Editor's Note: The Myth of Media Monopoly
Let me apologize in advance for any nightmares induced by this month's cover image. And let me apologize to dominatrices, too, for linking them to as controversial and (in some circles) disreputable a figure as Rupert Murdoch.
Yet the questions our cover asks—Does Rupert Murdoch control the media? Does anyone?—are vitally important and deserving of a provocative image. As the power behind News Corp., the Fox broadcast network, the Fox News Channel, The Weekly Standard, and more, Murdoch seems every inch a latter-day William Randolph Hearst, controlling a media empire that many believe exercises tyrannical, ideologically driven control over the nation's news and entertainment.
Liberals and leftists fume especially at the popular success of the Fox News Channel. As Robert McChesney, co-author of Our Media, Not Theirs: The Democratic Struggle Against Corporate Media, has thundered, Fox News "does virtually no journalism at all." For their part, conservatives wink at Fox News' self-evidently ironic "fair and balanced" mantra, preferring to forget that only a few years ago Murdoch was an arch villain to them. In 1999 professional moralist "Lucky Bill" Bennett teamed up with current Democratic presidential hopeful Joe Lieberman to present the Aussie-born magnate a "Silver Sewer Award," an honor the dyspeptic duo used to bestow annually upon the nation's top "cultural polluter." By creating TV shows such as Married…With Children and The Simpsons, Murdoch supposedly had "done more than any other programmer in television to foul the public airwaves and define our cultural norms down."
So does Murdoch—or anyone else—control the media? As media researcher Ben Compaine underscores in "Domination Fantasies" (page 26), the answer is no. In an age when the right and the left shrilly insist that the other is consolidating total control over the planet's airwaves, publishing houses, and newspapers, Compaine argues persuasively that fears about "galloping concentration" in the media are about as compelling as the quickly canceled Fox series Skin.
As far as major industries go, the media are not particularly concentrated, nor have they become much more so during the last 10 or 20 years.

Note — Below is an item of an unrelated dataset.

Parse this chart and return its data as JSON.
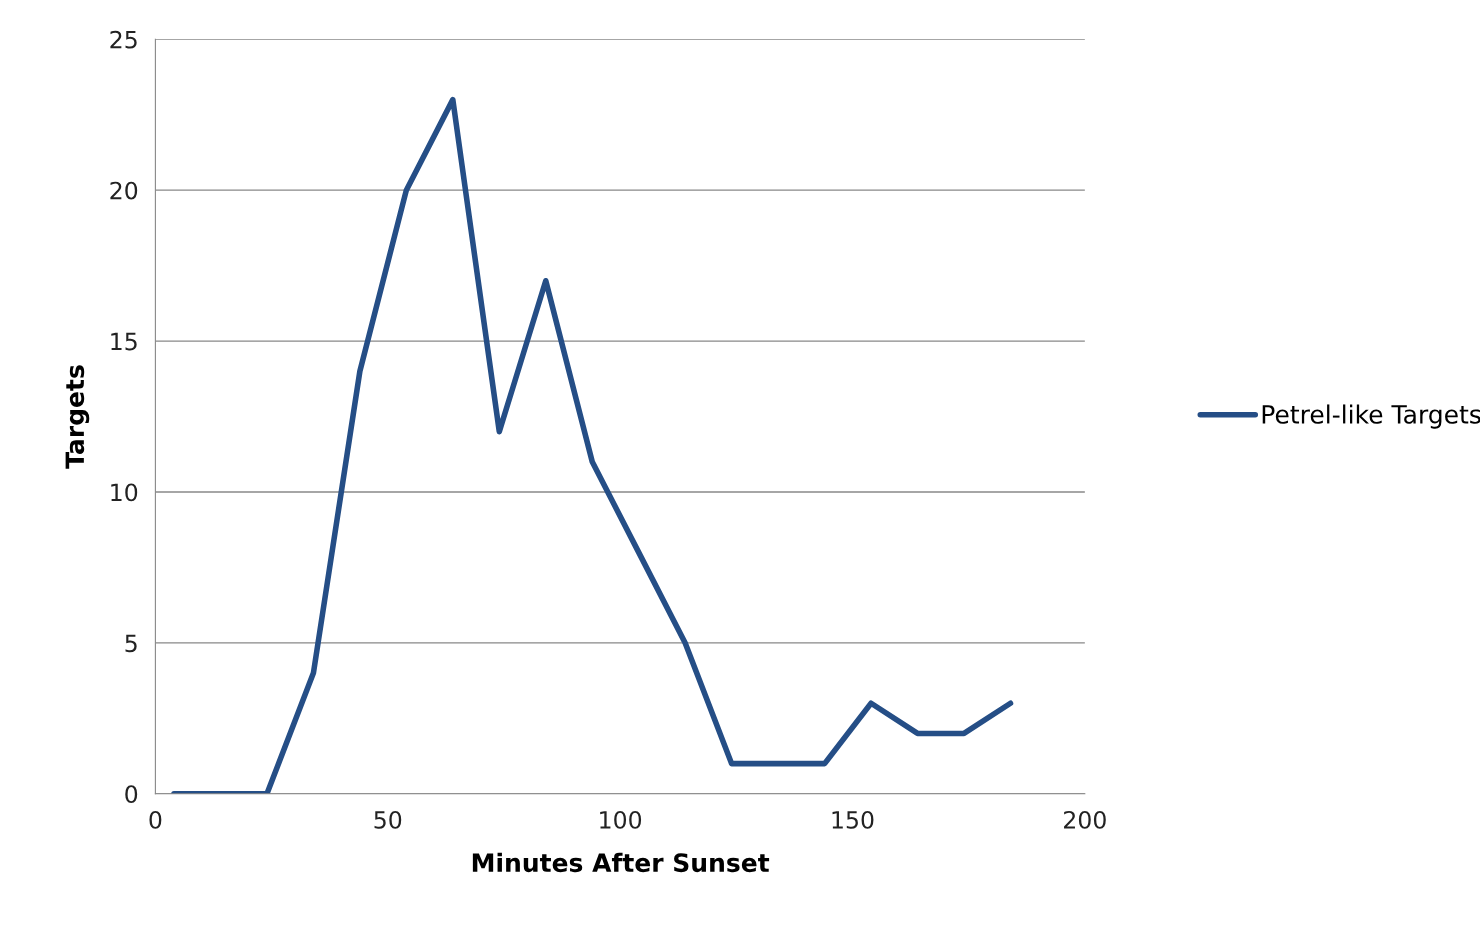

Compaine explains how deregulation and market forces—viewed suspiciously by liberals and conservatives alike—help ensure a diversity of viewpoints. "Most important," writes Compaine, "there is no compelling evidence that the current level of media concentration has had negative consequences for consumers, culture, or democracy." Indeed, these days any individual can "easily and inexpensively have access to a huge variety of news, information, opinion, culture, and entertainment, whether from 10, 50, or 3,000 sources."
That's the sort of liberating outcome people used to wish for in the dread age of three broadcast channels, a few dominant print outlets, and no Internet. And it's one that those of us who can now communicate far more easily and effectively to whole new audiences find positively thrilling.